The same pattern applies to Google Maps (use a static map image as placeholder), Intercom and Drift (use a custom “Chat” button that loads the SDK on click), and Calendly embeds (open in a modal on demand).

Lighthouse’s Facade audit specifically flags third-party embeds that have known lightweight alternatives and quantifies the time savings.
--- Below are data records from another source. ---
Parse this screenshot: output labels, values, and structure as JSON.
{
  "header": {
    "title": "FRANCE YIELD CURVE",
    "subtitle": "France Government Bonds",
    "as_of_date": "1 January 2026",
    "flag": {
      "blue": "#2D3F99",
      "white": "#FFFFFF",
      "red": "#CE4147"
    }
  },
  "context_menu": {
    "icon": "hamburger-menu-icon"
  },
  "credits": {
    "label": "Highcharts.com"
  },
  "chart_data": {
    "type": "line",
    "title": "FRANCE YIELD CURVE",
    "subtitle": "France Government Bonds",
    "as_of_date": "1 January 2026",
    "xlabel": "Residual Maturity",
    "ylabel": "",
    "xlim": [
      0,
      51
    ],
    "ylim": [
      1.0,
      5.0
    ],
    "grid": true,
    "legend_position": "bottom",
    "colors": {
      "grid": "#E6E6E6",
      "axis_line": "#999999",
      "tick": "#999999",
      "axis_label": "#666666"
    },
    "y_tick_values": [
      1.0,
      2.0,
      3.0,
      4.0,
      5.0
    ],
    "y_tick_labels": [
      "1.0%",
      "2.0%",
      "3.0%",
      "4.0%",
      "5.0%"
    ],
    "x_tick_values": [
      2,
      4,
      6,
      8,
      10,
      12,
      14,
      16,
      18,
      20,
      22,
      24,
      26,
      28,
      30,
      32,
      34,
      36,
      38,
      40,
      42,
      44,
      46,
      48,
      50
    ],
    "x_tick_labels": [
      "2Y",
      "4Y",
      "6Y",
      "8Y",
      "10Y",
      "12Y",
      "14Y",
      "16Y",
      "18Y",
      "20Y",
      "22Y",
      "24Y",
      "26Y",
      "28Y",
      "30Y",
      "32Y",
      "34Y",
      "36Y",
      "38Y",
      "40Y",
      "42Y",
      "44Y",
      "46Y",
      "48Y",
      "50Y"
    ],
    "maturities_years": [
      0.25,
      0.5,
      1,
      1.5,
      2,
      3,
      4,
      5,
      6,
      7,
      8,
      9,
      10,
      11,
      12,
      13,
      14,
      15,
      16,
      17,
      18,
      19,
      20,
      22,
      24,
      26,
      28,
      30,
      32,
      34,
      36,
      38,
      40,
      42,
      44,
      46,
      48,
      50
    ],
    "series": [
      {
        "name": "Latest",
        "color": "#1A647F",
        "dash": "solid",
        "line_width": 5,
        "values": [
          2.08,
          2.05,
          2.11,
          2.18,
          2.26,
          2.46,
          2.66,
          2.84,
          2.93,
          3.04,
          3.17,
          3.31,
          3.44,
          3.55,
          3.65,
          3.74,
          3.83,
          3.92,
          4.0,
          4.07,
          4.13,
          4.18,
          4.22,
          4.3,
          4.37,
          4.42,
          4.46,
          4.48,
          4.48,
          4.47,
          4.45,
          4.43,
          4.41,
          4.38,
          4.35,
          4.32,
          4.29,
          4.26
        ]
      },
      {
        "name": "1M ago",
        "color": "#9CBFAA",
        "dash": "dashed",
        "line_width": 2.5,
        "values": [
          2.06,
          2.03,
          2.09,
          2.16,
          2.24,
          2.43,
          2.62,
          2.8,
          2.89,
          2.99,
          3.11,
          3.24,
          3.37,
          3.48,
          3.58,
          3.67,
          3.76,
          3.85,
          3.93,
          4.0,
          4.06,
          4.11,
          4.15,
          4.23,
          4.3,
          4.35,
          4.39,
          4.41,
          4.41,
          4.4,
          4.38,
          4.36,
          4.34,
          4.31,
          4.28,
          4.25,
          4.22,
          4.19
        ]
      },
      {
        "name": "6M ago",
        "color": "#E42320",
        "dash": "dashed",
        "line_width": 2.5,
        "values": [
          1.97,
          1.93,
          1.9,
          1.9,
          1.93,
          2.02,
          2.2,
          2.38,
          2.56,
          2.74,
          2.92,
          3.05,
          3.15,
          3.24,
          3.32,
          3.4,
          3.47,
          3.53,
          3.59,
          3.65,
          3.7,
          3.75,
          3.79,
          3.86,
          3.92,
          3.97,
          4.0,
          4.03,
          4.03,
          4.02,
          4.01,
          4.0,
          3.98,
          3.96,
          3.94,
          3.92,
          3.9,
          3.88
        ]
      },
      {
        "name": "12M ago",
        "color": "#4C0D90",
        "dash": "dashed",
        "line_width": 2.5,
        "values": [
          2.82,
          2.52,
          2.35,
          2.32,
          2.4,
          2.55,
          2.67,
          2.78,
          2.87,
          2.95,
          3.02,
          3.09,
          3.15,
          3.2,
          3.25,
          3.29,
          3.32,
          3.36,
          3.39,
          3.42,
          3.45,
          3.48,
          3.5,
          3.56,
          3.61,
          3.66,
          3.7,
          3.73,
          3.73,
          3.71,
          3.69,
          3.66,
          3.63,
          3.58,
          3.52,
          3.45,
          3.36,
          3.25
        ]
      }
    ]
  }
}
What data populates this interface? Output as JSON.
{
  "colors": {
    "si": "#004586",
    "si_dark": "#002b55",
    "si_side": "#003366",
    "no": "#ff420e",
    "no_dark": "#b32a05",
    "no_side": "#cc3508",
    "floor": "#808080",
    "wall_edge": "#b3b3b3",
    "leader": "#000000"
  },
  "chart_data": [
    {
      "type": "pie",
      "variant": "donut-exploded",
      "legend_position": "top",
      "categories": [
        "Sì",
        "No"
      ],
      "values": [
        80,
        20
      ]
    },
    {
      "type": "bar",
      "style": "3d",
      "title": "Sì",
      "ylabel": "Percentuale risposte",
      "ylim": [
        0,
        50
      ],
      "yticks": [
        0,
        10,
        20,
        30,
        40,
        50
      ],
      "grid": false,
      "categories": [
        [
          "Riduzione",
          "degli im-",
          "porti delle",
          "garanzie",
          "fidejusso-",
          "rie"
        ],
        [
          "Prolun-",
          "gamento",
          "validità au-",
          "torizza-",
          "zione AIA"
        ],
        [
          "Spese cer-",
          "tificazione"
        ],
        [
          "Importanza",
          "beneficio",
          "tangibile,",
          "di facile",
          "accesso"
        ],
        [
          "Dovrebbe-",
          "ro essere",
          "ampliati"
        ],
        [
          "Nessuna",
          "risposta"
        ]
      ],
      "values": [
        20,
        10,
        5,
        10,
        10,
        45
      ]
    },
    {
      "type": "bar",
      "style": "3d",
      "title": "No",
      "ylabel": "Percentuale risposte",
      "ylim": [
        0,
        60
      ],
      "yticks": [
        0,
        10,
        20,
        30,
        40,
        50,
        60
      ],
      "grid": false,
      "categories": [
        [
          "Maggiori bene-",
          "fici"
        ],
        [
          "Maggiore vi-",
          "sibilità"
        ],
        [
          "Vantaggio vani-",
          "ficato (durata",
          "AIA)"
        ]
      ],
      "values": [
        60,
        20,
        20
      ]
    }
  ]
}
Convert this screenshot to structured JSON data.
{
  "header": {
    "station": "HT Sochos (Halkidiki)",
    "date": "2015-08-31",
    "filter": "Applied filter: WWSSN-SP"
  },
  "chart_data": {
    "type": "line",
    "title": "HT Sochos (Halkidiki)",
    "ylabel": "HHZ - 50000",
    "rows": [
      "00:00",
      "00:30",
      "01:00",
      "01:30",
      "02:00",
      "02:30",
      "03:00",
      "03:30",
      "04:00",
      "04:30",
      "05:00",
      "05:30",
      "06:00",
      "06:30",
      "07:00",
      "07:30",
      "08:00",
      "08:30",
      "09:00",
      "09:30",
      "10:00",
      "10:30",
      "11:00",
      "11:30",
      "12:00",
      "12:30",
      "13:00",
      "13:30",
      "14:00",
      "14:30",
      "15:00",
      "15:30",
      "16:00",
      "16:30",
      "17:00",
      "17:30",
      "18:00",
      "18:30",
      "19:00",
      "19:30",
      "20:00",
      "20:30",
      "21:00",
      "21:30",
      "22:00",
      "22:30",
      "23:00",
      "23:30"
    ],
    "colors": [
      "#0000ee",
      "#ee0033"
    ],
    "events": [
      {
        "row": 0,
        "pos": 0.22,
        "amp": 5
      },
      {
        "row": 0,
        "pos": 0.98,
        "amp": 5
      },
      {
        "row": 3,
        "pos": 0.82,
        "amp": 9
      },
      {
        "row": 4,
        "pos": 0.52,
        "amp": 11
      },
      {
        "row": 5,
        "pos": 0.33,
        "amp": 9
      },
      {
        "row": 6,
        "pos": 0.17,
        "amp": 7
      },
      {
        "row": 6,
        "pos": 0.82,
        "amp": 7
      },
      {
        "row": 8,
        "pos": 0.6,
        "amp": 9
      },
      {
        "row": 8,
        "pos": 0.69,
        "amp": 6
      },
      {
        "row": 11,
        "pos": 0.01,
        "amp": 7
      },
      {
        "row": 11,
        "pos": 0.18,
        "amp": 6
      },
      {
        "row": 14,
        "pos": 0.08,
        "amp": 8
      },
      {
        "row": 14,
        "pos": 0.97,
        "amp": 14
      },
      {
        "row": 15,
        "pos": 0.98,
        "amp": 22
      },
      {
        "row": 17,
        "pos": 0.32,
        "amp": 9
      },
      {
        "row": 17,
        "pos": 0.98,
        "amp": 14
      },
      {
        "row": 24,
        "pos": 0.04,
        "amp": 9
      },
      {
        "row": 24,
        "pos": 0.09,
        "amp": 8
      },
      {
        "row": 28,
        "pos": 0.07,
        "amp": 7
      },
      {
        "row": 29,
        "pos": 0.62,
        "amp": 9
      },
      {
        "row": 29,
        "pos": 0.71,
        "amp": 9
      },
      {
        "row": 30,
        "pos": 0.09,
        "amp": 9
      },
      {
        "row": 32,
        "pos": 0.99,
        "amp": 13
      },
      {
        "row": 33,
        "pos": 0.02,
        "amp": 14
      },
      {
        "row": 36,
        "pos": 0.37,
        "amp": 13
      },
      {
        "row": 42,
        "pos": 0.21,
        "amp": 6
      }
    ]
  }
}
It’s one of the most actionable audits in the report.

Putting It Together: A Pre-Launch Checklist

Every page I ship now goes through a quick mental checklist before it hits production:

LCP image has loading="eager", fetchpriority="high", explicit width and height, and is preloaded in <head>
LCP image is served in WebP (AVIF if the CDN supports it), with JPEG fallback via <picture>
All images have srcset and sizes for responsive resolution selection
No image is missing width and height attributes
Web fonts use font-display: swap or fallback; preconnect to font CDN is in <head>
Font files are subsetted to the character ranges actually used
GTM container is audited; no tags fire synchronously on page load
YouTube/maps/chat embeds use a facade
third-party-web data checked for any new scripts added in the last sprint

The facade pattern, combined with deferring GTM tags to DOMContentLoaded, is consistently the highest-leverage fix for third-party script LCP impact: the marketing team’s tags still fire correctly, just after the user has already seen the page.